Gar exchanged a quick and piercing glance with her; he too was amazed at the gentleness and understanding of these villagers. Then he turned back to the people with a gaze once more vacant and tried again. “Who gives orders?”
“Why, everyone will order what they want from your sister, lad,” the grandmother told him, “and if she has it, we will bargain with what we have.”
Gar surrendered and only gave them his loose-lipped grin while he pulled the coarse, brightly patterned blanket closely around him. “Gar’s not a-cold anymore! ”
The people laughed again, more with pleasure at seeing him warm than in ridicule.
At last they apologized for lack of hospitality but said they had a day’s work to do and drifted away to evening chores and back into houses—but the woman who had traded a night’s hospitality brought them hot porridge, saying, “I don’t know when you ate last or how much, but I’ll warrant it was hours past. Eat of this; it should go well with Renga’s fresh bread and cheese.”
Surprised and gratified, Alea said, “Thank you kindly, good woman—very kindly indeed!”
“Thank kindly!” Gar agreed.
“It’s my pleasure,” the woman said, smiling at the thanks, “and part of my bargain, after all. My name is Llyena, by the way. If you feel like telling tales or singing songs to keep the little ones busy, that would be kind. We’ll all hope to hear news from you after supper.” Her eyes turned almost avaricious, but when Alea didn’t offer any sudden disclosures, she smiled, nodded at them, and went back to her garden.
“We had better think up some news quickly,” Gar muttered.
“Long-distance listening is your job.” Alea gave him a slab of bread and cheese. “I’m too new at telepathy. I can tell them about General Malachi, though.”
“That should do for a start,” Gar agreed. “Still, the telepathy might yield some results.”

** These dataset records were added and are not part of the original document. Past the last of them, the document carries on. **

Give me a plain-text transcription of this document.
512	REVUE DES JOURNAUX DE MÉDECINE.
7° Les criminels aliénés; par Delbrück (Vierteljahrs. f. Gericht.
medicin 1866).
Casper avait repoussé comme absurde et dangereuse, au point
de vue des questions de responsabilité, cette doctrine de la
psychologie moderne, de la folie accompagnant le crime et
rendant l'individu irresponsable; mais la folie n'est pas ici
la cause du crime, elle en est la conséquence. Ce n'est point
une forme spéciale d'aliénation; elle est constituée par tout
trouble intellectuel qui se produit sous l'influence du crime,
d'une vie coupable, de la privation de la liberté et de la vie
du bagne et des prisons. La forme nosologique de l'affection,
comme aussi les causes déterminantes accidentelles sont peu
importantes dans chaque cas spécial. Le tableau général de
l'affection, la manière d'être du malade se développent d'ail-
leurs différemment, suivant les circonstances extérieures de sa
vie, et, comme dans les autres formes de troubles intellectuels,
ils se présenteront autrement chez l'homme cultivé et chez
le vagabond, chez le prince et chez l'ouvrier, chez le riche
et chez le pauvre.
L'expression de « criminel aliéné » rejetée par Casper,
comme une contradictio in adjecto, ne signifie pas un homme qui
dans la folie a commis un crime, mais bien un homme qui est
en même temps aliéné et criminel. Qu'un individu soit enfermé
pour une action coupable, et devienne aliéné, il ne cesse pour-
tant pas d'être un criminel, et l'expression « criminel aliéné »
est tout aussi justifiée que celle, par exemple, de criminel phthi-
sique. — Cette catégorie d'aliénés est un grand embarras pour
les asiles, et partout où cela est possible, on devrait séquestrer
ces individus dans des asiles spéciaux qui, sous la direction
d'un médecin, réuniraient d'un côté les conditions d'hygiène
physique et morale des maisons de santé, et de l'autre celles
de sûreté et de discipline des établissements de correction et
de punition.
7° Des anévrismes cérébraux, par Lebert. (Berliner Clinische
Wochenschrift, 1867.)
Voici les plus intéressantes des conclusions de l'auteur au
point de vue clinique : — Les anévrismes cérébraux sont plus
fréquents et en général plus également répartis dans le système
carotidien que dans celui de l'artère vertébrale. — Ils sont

“You mean you haven’t tried it yet?”
“Well, yes, while I was keeping watch last night,” Gar confessed, “though people’s dreams aren’t exactly sound journalistic sources.” He frowned. “Frustrating, too—no one was dreaming anything about the government.”
“Would you expect them to?” Alea demanded. “Well, there’s usually someone having nightmares about taxes,” Gar replied, “and someone dreaming about being a king or a queen—but there was none of that here.”
Alea shrugged. “Maybe they don’t have kings and queens. My people didn’t.”
“Yes, but you did have squires, and they had a council. No one here was dreaming about anything of the sort—except the bandits.”
“They don’t have to have a government,” Alea pointed out.
“Ridiculous!” Gar scoffed. “Every society has to have a government of some sort. Without it, a nation falls apart. That’s what happened to the cultures who did try it, and that’s why they’re not around anymore.”
“People can always discuss their problems over a campfire or a banquet table,” Alea protested.
“Yes, but that’s called a village council, and it’s a government of a sort,” Gar said. “Admittedly, it’s pretty minimal, and it won’t work for anything larger than a village. Have a city or even a dozen villages, and you have to have a formal council that meets regularly. Then some people will emerge as leaders in that council, and you’ll start having officials of one sort or another.”
“Perhaps that’s all they have here,” Alea offered. “I’d settle for it,” Gar said, “but I haven’t seen any sign of it, either in people’s dreams last night or among our customers today.”
“You were studying them,” Alea accused.
“Of course,” Gar said. “I wasn’t about to ignore them, after all—but I didn’t see any sign of a power structure at all!” He sounded very frustrated.
Alea hid a smile and said, “Well, I did notice that the adults deferred to their elders. The youngsters were pretty good about that, too, but they had lapses.”
“Teenagers always do.” Gar shuddered at a flash of memory from his own adolescence. “Respectful and defiant by turns.”
“It’s part of growing up,” Alea agreed, “but these adults are very gentle about restraining their young people.”
“Very,” Gar agreed; “and the kids seem to respond to it.” He looked up with his loose-lipped grin as a woman passed by carrying a basket. She paused at a post set at the edge of the common and dropped something into a box fixed to its top, then went her way.
“What did she drop in there?” Gar’s gaze was glued to the box.